The young man ventured out, a weapon showing under his shirt.
“Uzi?”
Chloe said.
“Yes, and I’ll use it,” he said.
“Take off your cap,” Chloe said.
“I’ll shoot you dead first,” he said, reaching for his weapon.
The woman moaned. “Costas, no.”
As he brought the ugly weapon into view, Chloe and Hannah reached not for their guns but for their caps. Revealing their foreheads, they whispered in unison, “Jesus is risen.”
The boy closed his eyes and exhaled loudly. The woman slid down the wall to the floor. “He is risen indeed,” she managed.
“I almost killed you,” Costas said. He turned to the woman. “Are you all right, Mama?”
His mother had buried her face in her hands. “You come disguised as GC?” she said, her English labored. “What are you doing here?”
“I am Chloe Williams. This is my friend, Han—”
“You are not!” the woman said, wiping her face and struggling to her feet. She rushed to Chloe and embraced her fiercely. “I am Pappas. I go by Mrs. P.”

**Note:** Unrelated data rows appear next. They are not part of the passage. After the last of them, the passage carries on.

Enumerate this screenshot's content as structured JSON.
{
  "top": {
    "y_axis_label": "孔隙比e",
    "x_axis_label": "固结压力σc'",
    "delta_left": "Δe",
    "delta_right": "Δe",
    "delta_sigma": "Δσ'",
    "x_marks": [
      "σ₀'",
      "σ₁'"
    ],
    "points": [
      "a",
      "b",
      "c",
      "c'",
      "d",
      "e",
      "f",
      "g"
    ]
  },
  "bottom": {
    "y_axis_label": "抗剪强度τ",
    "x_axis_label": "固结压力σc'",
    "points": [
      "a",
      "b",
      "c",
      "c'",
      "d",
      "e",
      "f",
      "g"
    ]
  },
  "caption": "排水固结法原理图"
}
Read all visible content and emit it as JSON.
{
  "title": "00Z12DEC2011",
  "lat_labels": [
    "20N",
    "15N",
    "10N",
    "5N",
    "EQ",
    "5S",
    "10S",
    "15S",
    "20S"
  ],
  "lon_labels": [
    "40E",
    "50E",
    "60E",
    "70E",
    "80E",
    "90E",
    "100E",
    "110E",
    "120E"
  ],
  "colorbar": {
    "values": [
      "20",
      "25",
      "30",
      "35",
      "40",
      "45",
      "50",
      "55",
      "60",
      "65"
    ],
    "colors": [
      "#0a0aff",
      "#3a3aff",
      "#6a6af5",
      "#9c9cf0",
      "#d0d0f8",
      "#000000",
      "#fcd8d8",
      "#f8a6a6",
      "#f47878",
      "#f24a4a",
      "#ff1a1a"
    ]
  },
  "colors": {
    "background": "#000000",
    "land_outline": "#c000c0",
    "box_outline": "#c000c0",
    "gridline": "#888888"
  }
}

“This is my friend Hannah Palemoon.”
“You are in the Co-op too?” Mrs. P. said.
Hannah shook her head.
“You are from India?”
“No. America.”
“You disguised in disguise?”
Hannah smiled and nodded and looked to Costas. “Are we safe?”
“We should move,” he said, leading them through the curtain to a huge concrete-walled storeroom full of supplies from all over the world. “The Co-op works as well here as anywhere,” he said. “But we are suffering. Only a few of us are left.”
“The people upstairs don’t bother you?”
“We give them things. They ask no questions. They have their own secrets. Someday, when it serves them, they will turn us in.”
“Head of the Co-op in my place,” Mrs. P. whispered, her hand over her heart. “No one will ever believe.”
“You can’t stay long,” Costas said. “How can we help you?”
Two young GC Peacekeepers flashed an obscene gesture at Mac as they flew past in a small van; then Mac noticed the look on one’s face when the uniform must have registered in his mind. The vehicle skidded off the asphalt and threw gravel as it backed toward him. “We waved!” the passenger hollered as the van stopped. He jumped out. “We waved at you, sir! Did you see us?”